Qu’on revisite le surréalisme en choisissant d’en montrer
les productions qui réutilisent des « objets usuels »[1], le
parti pris est celui de Francis Ponge : celui des choses. Outre que
l’imaginaire ne tombe pas des nues et vient avec des mots, ce qui se produit
n’est pas sans rapport avec ce que porte la chose ouvrée de propositions
d’actions. Au lieu de sonder ce versant non mécanique de l’emploi des
ustensiles qui ne voit dans la technique qu’un ensemble de moyens, il est temps
de reconnaître l’humanité de la technique dans ce fait d’analyse des fins
incorporé aux matériels et aux produits par leur fabrication.

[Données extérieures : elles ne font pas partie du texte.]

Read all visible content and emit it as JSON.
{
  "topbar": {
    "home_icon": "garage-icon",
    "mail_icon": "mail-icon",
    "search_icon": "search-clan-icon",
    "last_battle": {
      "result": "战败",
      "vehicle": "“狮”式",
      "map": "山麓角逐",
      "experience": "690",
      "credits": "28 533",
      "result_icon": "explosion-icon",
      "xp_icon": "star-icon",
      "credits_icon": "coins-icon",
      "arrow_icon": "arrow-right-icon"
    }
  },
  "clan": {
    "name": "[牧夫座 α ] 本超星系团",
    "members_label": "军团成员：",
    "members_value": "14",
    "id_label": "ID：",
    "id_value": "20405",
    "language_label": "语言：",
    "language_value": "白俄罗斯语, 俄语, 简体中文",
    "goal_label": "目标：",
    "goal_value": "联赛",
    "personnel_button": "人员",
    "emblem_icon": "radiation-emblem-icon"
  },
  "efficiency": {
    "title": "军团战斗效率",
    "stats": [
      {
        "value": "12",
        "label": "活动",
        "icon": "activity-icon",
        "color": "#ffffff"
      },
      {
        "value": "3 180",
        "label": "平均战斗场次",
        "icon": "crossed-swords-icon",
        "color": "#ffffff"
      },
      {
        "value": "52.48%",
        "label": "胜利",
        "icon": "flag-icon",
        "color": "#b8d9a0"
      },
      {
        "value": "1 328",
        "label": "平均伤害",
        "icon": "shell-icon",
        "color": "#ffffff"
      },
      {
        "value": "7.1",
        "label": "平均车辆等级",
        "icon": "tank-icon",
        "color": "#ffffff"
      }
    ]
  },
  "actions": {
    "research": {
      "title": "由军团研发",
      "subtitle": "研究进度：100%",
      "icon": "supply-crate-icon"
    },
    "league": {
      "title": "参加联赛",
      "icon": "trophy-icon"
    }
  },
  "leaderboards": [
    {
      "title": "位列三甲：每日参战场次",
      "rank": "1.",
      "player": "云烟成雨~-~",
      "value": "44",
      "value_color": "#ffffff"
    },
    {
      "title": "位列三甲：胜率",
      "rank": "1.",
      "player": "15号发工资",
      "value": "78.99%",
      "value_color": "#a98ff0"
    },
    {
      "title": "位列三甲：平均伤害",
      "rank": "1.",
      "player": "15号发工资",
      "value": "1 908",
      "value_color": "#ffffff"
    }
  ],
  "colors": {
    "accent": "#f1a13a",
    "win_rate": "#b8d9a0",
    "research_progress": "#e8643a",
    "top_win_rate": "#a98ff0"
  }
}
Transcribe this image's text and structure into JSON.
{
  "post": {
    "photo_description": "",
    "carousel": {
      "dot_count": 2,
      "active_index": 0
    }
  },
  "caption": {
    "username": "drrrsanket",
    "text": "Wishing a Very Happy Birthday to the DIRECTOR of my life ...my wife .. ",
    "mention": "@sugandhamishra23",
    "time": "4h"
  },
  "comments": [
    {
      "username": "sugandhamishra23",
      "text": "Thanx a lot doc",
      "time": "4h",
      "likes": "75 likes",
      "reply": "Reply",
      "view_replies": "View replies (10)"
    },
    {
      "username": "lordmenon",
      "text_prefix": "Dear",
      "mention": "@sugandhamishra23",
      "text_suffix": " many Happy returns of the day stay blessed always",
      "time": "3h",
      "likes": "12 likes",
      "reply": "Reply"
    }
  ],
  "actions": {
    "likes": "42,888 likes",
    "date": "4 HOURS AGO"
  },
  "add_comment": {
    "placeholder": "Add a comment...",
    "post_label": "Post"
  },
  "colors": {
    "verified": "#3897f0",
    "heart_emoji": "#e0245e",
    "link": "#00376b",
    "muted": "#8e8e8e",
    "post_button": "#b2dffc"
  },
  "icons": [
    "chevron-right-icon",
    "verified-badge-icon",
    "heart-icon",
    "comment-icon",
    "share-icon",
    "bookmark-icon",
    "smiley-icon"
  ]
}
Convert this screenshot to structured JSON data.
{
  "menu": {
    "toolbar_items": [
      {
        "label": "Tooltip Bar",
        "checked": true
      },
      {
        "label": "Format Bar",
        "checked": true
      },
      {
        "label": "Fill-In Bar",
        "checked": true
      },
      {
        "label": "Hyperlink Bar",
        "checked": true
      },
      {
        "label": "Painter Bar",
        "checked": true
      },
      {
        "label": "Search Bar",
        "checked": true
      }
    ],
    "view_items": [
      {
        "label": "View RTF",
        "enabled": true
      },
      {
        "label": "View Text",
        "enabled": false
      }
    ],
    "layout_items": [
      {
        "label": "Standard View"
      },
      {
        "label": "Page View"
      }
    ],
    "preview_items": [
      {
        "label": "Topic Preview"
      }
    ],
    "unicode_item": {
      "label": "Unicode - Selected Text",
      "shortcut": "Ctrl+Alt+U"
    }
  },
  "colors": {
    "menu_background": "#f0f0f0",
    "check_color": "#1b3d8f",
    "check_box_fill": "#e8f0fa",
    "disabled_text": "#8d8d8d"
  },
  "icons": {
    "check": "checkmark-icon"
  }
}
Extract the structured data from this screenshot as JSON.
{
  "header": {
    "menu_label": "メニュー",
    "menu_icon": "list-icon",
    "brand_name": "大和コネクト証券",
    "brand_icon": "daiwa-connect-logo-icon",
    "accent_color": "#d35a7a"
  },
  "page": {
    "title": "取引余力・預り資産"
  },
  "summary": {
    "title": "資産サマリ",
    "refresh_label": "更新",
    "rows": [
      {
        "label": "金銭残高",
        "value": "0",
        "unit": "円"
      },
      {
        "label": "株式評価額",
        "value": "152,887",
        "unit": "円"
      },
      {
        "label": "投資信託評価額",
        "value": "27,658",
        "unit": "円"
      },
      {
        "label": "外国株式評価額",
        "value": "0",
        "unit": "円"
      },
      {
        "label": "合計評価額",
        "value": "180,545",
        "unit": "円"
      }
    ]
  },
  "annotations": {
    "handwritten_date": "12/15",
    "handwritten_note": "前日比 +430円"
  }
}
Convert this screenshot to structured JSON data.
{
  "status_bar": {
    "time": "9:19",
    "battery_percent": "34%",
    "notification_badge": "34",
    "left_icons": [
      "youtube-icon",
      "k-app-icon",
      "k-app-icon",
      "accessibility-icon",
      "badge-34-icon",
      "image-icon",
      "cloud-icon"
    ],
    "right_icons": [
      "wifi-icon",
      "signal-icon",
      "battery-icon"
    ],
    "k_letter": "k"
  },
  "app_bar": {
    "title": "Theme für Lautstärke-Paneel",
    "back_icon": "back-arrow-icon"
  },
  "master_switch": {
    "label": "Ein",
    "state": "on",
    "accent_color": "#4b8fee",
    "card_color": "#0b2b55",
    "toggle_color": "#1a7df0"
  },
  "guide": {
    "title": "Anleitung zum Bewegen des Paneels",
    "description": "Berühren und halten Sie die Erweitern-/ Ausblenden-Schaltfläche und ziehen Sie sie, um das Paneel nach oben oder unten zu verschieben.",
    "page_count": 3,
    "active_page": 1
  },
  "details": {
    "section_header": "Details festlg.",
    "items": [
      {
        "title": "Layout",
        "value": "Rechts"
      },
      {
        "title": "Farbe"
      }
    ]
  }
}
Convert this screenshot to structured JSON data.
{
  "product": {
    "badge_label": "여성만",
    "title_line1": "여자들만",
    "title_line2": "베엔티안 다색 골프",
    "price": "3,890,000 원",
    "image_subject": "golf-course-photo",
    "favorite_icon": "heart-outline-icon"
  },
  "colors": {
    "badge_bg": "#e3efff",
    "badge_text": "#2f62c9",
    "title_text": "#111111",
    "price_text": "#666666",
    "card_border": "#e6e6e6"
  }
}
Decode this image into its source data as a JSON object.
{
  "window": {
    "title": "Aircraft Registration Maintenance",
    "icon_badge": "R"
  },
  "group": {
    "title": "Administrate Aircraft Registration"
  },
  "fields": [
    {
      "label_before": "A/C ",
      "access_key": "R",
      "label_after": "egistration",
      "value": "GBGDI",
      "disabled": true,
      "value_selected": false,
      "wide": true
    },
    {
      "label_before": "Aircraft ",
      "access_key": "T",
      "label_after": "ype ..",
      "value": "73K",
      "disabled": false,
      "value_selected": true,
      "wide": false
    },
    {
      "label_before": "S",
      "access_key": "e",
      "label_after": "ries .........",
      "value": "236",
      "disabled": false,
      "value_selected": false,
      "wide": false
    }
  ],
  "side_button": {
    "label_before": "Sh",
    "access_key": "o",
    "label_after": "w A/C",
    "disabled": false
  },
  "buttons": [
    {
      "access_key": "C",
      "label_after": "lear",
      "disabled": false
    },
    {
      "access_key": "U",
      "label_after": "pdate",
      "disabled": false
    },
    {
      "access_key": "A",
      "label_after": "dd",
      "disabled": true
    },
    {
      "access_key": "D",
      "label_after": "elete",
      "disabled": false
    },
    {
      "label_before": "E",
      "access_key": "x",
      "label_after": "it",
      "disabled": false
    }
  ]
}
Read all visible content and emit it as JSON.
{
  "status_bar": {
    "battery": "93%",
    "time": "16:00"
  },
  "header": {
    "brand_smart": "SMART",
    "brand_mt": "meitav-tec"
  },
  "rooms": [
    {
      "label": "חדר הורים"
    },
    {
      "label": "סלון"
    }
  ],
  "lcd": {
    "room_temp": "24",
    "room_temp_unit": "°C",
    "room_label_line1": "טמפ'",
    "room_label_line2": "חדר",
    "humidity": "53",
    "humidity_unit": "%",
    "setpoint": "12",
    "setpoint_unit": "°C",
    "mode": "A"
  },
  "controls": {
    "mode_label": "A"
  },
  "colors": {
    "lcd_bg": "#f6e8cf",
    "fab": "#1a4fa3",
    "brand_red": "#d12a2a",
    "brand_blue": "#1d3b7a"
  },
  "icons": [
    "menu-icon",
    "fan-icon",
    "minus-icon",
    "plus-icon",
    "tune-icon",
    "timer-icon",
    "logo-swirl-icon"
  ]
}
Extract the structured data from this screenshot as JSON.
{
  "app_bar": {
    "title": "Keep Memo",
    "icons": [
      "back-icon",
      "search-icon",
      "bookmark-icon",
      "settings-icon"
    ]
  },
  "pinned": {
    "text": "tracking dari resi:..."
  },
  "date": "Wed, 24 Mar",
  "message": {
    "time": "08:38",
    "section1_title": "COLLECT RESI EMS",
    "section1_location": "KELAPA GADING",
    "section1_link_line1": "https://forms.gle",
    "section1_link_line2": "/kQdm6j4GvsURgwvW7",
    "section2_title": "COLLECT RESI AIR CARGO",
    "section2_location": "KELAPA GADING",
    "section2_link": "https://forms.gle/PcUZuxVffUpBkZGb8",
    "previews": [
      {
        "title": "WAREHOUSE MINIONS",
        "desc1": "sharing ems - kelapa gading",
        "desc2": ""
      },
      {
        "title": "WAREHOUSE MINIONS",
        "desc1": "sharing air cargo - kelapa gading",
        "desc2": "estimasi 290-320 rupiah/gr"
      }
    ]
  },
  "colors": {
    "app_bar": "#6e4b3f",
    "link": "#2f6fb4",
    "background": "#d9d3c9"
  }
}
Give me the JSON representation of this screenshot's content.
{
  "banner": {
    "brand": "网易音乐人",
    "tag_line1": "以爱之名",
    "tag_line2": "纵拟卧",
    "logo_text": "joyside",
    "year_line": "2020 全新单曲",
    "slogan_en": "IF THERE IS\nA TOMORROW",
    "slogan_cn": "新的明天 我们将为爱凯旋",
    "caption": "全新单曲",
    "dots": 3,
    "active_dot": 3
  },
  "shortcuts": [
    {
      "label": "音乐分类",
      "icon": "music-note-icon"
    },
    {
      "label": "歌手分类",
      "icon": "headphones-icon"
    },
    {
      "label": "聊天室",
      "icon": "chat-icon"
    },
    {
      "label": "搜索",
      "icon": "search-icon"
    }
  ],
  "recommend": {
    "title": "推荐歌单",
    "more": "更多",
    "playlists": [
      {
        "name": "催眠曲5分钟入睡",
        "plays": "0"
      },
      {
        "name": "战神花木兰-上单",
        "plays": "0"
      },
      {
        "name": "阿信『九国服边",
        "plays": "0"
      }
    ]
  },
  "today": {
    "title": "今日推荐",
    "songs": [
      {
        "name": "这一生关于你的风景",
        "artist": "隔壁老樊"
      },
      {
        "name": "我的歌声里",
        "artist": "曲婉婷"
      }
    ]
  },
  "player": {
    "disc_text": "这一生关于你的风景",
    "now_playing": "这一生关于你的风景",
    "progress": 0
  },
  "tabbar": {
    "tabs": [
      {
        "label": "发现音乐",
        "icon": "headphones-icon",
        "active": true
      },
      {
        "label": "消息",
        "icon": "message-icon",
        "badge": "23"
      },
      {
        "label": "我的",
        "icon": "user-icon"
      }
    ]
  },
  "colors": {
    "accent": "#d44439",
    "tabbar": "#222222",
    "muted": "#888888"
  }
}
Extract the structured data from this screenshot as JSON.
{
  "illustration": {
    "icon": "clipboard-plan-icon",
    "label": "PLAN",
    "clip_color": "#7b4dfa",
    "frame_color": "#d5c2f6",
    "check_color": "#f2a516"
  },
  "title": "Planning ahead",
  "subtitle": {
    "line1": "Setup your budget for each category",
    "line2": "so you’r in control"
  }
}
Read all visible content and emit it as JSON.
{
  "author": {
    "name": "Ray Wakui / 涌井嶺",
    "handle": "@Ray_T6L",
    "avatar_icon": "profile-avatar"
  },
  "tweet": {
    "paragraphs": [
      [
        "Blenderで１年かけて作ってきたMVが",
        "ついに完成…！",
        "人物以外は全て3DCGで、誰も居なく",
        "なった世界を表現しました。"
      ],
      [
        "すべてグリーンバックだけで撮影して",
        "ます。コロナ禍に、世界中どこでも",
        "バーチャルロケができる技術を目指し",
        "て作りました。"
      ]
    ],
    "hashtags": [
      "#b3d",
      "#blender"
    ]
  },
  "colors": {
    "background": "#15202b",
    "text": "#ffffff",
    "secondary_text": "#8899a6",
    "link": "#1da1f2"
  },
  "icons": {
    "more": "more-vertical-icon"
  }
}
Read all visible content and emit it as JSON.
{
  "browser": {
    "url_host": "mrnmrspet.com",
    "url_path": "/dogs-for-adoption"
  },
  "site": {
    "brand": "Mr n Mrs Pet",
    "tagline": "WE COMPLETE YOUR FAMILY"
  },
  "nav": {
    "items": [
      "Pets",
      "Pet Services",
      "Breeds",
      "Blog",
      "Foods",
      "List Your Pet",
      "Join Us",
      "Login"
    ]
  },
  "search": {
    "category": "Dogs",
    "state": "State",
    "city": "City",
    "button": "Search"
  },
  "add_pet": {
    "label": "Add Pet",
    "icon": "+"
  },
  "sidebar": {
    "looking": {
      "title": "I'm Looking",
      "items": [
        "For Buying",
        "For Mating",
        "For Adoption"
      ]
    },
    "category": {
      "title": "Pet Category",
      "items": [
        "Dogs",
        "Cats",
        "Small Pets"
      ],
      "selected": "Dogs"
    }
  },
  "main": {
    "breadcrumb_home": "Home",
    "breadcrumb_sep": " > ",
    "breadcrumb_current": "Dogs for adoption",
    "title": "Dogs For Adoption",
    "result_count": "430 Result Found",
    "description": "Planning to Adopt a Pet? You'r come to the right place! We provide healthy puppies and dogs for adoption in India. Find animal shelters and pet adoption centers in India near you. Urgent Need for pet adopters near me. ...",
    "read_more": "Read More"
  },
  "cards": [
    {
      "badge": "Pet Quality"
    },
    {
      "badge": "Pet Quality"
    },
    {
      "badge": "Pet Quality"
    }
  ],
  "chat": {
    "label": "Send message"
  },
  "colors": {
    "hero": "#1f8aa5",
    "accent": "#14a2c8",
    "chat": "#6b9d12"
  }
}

Tel philosophe peut déclarer que la GPA risque de passer
pour une technique en ajoutant que la technique manque d’humanité. Il reprend
ainsi la réduction mécaniciste de la technique. Comme le GPS, la GPA est
technique qu’on le veuille ou non ; elle n’est pas sans produire des
effets au-delà de ceux que son constructeur avait envisagés. Il reste qu’elle
n’est pas qu’une technique. Des projets de société sont modifiés, voire
menacés. Mais en se focalisant sur l’indifférence de la technique qui n’a que
faire de nos visées sociétales, on manque l’étude et l’appropriation d’un fait
nouveau : la GPA produit une autre famille avec trois parents dont un, géniteur,
troisième venu qui rompt la relation de complaisance mutuelle entre les deux
autres. N’est-ce pas le principe de constitution de la société qui se trouve
ainsi renouvelé ?
Victor Brauner réutilise[2] la
table, mais comment ? Le processus en cause est-il l’imaginaire et la
représentation ou l’action et la technique ?
Si je m’en tiens à l’apparence de la table, elle présente
des pieds qui imposent l’objet pattes. Le réaménagement d’un pied de table
suffit pour produire cette image.
Si je fais attention à la séparation entre la tête du loup
et sa queue, séparation introduite par le découpage du loup et fixée par la
table, je mesure la distance abstraite intégrée à l’œuvre sculpturale entre le
moyen fabriqué qu’est la table et le corps entier de l’animal. La table
n’est pas faite pour manger, on y mange en raison d’un plan surélevé vers nos
bras qui fournit une base et stabilise les choses qu’on y pose. Sa forme
sensitive n’est plus en cause mais la mise à plat du monde sur un même
plan : partant, plus de hiérarchie entre la tête et la queue. Cet effet de
sens nous est donné par l’emploi de cette table. Nous le devons aux dispositifs
de planage et de stabilisation qu’est la table, sachons le reconnaître.